Original commitment: {{original_commitment}}
New expected date: {{new_date}}
Root cause: {{root_cause}}
Mitigation: {{mitigation}}
Audience: {{audience}}
What customers or stakeholders were promised: {{promises}}

Produce the announcement in this exact structure:

1. ACKNOWLEDGE (1-2 sentences) — State the delay plainly. Name the original date and the slip. No softening language like "we wanted to update you on timing."

2. ROOT CAUSE (3-4 sentences) — Explain what actually happened. Include the specific cause (technical, resourcing, scope change, dependency). Avoid blame. Do not use phrases like "unforeseen circumstances" or "unexpected challenges."

3. NEW COMMITMENT (1-2 sentences) — State the new date. Be specific. If you need a range, give it ("between May 15 and May 22"). Do not say "as soon as possible."

4. WHAT WE ARE DOING DIFFERENTLY (2-3 bullets) — Specific actions to reduce the chance of another slip. Not vague commitments; concrete things the team is doing.

5. WHAT YOU CAN DO (if applicable) — If there is anything the audience can do to help (approve a tradeoff, unblock a dependency, provide feedback), state it clearly.

6. QUESTIONS — Invite follow-up with a specific contact.

Tone rules:
- No corporate euphemism.
- No blaming individuals or teams.
- No overcommitting to recover time.
- Do not pad with apology; 1 honest acknowledgment is enough.
- If the delay was caused by a PM mistake, own it in the root cause. The trust hit from hiding is worse than the trust hit from owning.

Example Output

Subject: Update on Invoice Export Delivery Timing

Team,

**Delivery slip: Invoice export is moving from April 30 to May 14.**

Root cause: During beta testing we found that exports over 50,000 rows hit memory limits in our PDF generation library. The fix requires switching to a streaming approach rather than building the whole PDF in memory, which adds two weeks of work. We caught this because three beta customers have datasets large enough to trigger the issue; without beta we would have shipped a broken feature to all customers.

New commitment: We will deliver to general availability on May 14. Beta customers will get a patched streaming build on May 7.

What we are doing differently:
- We added a "large dataset" test case to our release gate for all export features.
- We brought in the SRE team early to review memory patterns for any new PDF generation work.
- We are extending beta to one more customer with a 200k row dataset to stress-test the streaming path.

What you can do: If you have customers pushing for the April 30 date, feel free to share this update directly. We can also join a customer call if needed.

Questions: Reply to this thread or message me directly. I will respond within 4 hours during business hours.

— [Name]

Frequently Asked Questions

When should I use this prompt?

Use it as soon as you know a committed date will slip by more than a few days, and before the audience notices on their own. Delayed communication compounds trust damage. For small slips (less than a week), a shorter message is usually sufficient. Use the full structure for delays that will be visible externally, that affect customer commitments, or that involve executives who approved the original date. The shorter the time between the decision to slip and the announcement, the less trust damage the delay causes.
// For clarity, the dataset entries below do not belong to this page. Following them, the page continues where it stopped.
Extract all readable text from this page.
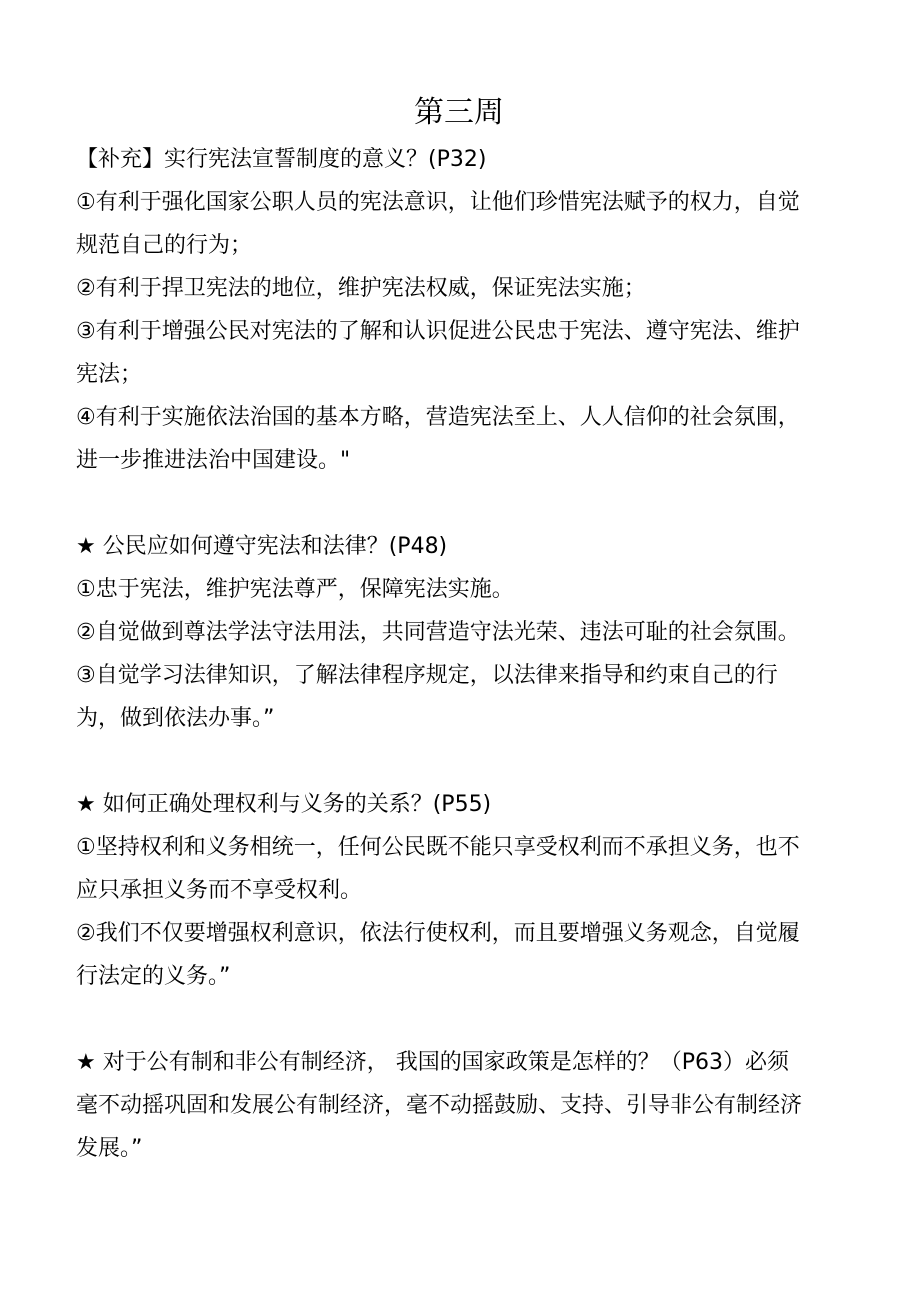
第三周

【补充】实行宪法宣誓制度的意义？(P32)

①有利于强化国家公职人员的宪法意识，让他们珍惜宪法赋予的权力，自觉

规范自己的行为；

②有利于捍卫宪法的地位，维护宪法权威，保证宪法实施；

③有利于增强公民对宪法的了解和认识促进公民忠于宪法、遵守宪法、维护

宪法；

④有利于实施依法治国的基本方略，营造宪法至上、人人信仰的社会氛围，

进一步推进法治中国建设。"

★ 公民应如何遵守宪法和法律？(P48)

①忠于宪法，维护宪法尊严，保障宪法实施。

②自觉做到尊法学法守法用法，共同营造守法光荣、违法可耻的社会氛围。

③自觉学习法律知识，了解法律程序规定，以法律来指导和约束自己的行

为，做到依法办事。”

★ 如何正确处理权利与义务的关系？(P55)

①坚持权利和义务相统一，任何公民既不能只享受权利而不承担义务，也不

应只承担义务而不享受权利。

②我们不仅要增强权利意识，依法行使权利，而且要增强义务观念，自觉履

行法定的义务。”

★ 对于公有制和非公有制经济， 我国的国家政策是怎样的？（P63）必须

毫不动摇巩固和发展公有制经济，毫不动摇鼓励、支持、引导非公有制经济

发展。”
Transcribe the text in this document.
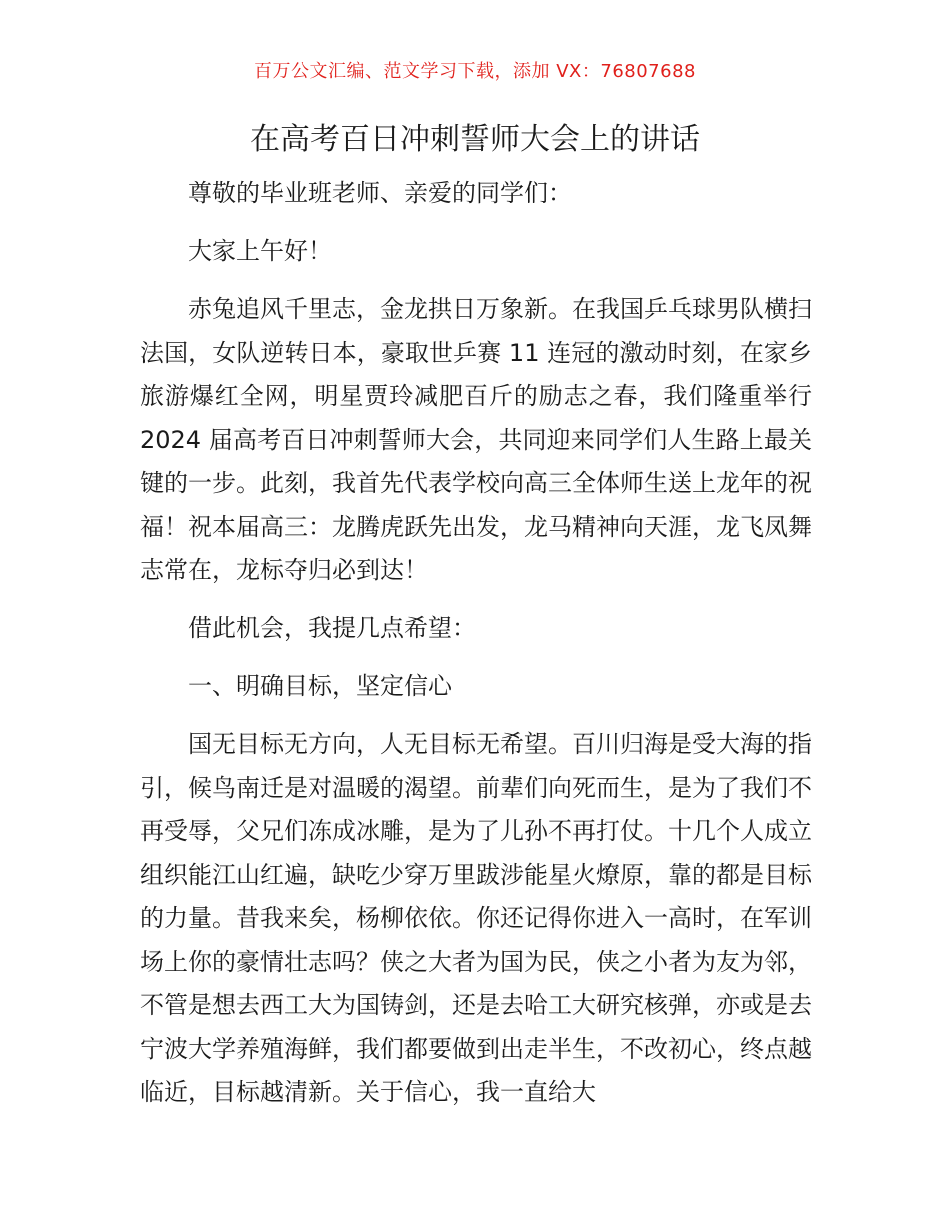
百万公文汇编、范文学习下载，添加 VX：76807688
在高考百日冲刺誓师大会上的讲话

尊敬的毕业班老师、亲爱的同学们：

大家上午好！

赤兔追风千里志，金龙拱日万象新。在我国乒乓球男队横扫法国，女队逆转日本，豪取世乒赛 11 连冠的激动时刻，在家乡旅游爆红全网，明星贾玲减肥百斤的励志之春，我们隆重举行 2024 届高考百日冲刺誓师大会，共同迎来同学们人生路上最关键的一步。此刻，我首先代表学校向高三全体师生送上龙年的祝福！祝本届高三：龙腾虎跃先出发，龙马精神向天涯，龙飞凤舞志常在，龙标夺归必到达！

借此机会，我提几点希望：

一、明确目标，坚定信心

国无目标无方向，人无目标无希望。百川归海是受大海的指引，候鸟南迁是对温暖的渴望。前辈们向死而生，是为了我们不再受辱，父兄们冻成冰雕，是为了儿孙不再打仗。十几个人成立组织能江山红遍，缺吃少穿万里跋涉能星火燎原，靠的都是目标的力量。昔我来矣，杨柳依依。你还记得你进入一高时，在军训场上你的豪情壮志吗？侠之大者为国为民，侠之小者为友为邻，不管是想去西工大为国铸剑，还是去哈工大研究核弹，亦或是去宁波大学养殖海鲜，我们都要做到出走半生，不改初心，终点越临近，目标越清新。关于信心，我一直给大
What if the root cause is embarrassing?

Own it clearly but without self-flagellation. A single honest sentence about the mistake is more credible than paragraphs of defensive framing. For example, 'We underestimated the scope during planning' is better than 'unforeseen technical complexity emerged.' If the cause was a PM error, say so; if it was an engineering miss, be specific without naming individuals. Stakeholders respect ownership. The trust hit from hiding or softening is always worse than the hit from owning; anyone who has been around long enough to matter has seen their own share of slips.